A live-audience sitcom about a bunch of nerdy physicists being nerdy physicists has a number of dangerous factors that could make it an embarrassing failure. There's a danger that the jokes revert to making fun of one-dimensional stereotypes unaware of how ridiculous they are as they whine about the Star Wars prequels or argue incessantly about Kirk-vs-Picard (pointless, by the way. It's obviously Picard.). There's a danger that the dialogue is so highly esoteric that only Stephen Hawking and his mum would find any appreciation in it. And there's also a danger that, being an American show, it would feature a stupidly good-looking cast and thus seem completely unrealistic. The Big Bang Theory actually succumbs to all these faults, in varying degrees…Yet somehow, it still works. Why? Because.

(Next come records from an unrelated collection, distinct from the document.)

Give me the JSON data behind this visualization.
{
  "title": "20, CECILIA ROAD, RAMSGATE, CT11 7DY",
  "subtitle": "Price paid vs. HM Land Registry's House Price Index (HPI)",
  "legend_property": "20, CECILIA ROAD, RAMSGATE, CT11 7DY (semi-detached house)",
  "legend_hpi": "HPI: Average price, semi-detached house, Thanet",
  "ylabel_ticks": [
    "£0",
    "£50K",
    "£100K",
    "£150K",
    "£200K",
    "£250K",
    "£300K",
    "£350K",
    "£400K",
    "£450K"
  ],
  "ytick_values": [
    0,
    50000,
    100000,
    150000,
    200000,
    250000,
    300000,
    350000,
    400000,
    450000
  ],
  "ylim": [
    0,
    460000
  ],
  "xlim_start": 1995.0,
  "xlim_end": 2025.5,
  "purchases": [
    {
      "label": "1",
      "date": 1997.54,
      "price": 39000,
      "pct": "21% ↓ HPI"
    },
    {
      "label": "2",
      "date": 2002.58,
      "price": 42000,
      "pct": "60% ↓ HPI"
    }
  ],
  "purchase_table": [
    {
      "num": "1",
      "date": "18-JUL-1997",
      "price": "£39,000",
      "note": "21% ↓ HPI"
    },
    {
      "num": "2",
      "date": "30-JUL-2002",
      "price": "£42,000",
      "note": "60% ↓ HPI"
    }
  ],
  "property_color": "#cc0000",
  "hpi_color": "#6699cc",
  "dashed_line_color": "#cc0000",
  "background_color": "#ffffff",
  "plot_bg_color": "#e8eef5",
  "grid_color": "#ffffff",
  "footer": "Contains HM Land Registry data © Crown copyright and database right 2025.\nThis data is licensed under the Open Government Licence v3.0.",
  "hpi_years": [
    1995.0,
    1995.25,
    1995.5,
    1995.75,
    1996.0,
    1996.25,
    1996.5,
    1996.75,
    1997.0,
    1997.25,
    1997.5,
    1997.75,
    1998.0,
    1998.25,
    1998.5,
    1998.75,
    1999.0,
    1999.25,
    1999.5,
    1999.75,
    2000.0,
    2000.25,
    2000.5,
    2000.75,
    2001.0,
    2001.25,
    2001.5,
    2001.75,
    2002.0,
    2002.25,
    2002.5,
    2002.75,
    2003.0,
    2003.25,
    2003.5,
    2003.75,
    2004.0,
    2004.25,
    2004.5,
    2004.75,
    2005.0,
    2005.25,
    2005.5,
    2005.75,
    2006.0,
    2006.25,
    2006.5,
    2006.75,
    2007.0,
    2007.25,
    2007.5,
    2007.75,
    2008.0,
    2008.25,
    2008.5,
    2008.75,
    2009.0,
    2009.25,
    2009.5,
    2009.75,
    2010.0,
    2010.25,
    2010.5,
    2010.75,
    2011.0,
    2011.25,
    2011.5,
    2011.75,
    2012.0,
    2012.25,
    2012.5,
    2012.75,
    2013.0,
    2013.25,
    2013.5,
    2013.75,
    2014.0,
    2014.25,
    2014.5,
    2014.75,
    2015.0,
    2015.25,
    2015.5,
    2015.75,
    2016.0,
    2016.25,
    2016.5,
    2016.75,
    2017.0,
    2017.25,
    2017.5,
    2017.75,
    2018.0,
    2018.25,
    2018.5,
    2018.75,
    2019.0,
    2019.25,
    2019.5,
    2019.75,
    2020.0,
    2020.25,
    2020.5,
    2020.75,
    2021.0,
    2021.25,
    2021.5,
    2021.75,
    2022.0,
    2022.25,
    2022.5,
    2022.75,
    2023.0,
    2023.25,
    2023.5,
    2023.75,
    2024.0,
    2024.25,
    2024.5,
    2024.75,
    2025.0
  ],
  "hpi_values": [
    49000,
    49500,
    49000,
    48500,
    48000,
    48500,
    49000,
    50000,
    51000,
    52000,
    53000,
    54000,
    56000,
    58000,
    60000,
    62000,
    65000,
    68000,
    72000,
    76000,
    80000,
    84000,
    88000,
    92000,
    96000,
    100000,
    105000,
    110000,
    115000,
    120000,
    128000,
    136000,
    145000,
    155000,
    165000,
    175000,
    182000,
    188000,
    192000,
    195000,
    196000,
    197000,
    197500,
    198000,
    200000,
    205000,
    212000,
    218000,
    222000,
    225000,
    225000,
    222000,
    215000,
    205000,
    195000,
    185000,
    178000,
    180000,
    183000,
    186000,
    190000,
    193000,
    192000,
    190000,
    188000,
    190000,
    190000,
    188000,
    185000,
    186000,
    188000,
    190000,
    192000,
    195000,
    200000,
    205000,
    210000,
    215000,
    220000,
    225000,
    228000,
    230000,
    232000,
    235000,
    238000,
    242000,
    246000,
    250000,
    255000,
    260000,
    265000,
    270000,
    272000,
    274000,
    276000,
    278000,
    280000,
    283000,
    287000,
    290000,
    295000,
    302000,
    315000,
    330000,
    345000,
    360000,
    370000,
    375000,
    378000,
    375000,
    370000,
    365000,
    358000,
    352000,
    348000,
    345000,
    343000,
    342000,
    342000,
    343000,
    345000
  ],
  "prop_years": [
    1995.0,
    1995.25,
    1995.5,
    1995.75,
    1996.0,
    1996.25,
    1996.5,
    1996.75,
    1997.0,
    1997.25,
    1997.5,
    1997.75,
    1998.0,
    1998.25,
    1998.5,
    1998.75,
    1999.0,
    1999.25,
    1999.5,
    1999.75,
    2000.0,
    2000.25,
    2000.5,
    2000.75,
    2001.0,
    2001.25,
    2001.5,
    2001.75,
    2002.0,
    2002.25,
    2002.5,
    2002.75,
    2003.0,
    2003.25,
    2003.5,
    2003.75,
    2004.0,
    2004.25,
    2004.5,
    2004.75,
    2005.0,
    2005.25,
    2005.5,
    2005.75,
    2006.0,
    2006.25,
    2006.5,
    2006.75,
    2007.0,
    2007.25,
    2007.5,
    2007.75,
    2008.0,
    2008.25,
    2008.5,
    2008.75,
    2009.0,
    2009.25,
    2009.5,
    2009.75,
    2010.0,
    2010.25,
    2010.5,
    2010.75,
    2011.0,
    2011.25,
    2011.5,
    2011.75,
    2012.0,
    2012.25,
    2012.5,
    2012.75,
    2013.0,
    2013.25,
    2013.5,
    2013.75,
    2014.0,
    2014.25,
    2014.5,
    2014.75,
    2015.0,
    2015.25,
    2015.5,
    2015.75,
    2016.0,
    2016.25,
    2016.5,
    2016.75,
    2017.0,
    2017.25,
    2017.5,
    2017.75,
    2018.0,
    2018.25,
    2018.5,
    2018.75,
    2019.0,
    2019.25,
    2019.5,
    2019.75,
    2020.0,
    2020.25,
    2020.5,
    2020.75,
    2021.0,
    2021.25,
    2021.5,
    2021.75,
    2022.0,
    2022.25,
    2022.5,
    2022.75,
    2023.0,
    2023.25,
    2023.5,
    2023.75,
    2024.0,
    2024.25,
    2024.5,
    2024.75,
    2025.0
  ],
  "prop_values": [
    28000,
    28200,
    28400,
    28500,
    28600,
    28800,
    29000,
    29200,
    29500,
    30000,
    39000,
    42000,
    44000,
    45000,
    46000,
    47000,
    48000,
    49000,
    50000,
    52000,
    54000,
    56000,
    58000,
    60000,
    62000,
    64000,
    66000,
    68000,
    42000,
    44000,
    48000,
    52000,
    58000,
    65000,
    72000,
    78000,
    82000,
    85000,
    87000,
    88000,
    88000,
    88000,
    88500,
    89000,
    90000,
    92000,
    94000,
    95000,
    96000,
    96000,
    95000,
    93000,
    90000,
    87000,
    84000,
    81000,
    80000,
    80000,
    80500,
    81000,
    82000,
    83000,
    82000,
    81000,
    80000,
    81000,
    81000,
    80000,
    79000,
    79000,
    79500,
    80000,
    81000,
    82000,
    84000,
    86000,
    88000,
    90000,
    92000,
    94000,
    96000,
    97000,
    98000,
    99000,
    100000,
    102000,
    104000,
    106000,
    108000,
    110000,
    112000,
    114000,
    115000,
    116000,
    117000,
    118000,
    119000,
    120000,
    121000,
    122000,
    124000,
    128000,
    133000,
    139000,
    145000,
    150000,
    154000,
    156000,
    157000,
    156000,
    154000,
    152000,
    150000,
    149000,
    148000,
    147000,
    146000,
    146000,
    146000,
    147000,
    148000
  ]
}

Firstly, because they're not all completely unaware. Whilst Sheldon, a socially-retarded genius with probably about 15 behavioural conditions (and perhaps the greatest such ridiculous comic creation since Niles Crane), thinks that he is right and the rest of the world is not only wrong but irrelevant, protagonist Leonard provides a welcome counterpoint. When Leonard falls in love with outrageously-hot-in-a-wholesome-American-way literal-girl-next-door Penny (Kaley Cuoco from 8 Simple Rules and Charmed), he tries his best, admittedly failing most of the time, to lessen his nerdish tendencies and become the kind of man he thinks she might like. He's extremely sweet but undeniably inexperienced, and when asked by Penny after a particular display of kindness why all guys can't be like him, his knowingly bittersweet response is that if all guys were like him, the human race would become extinct. Their expected first date happens unexpectedly quickly, by the end of the strike-shortened first season. It'll be interesting to see how, or even if, their relationship progresses next year.

And yes, some of the show's more physics-y based jokes are incomprehensible to the average viewer, but that's often the point. It's the comic delivery of the lines that are accessible to everyone; Even if you can't understand what they're talking about, it's the way they get heated up and aggressive that makes the show easy to enjoy by everyone. Recommended for anyone with an inner nerd, and clearly anyone with an outer nerd such as myself.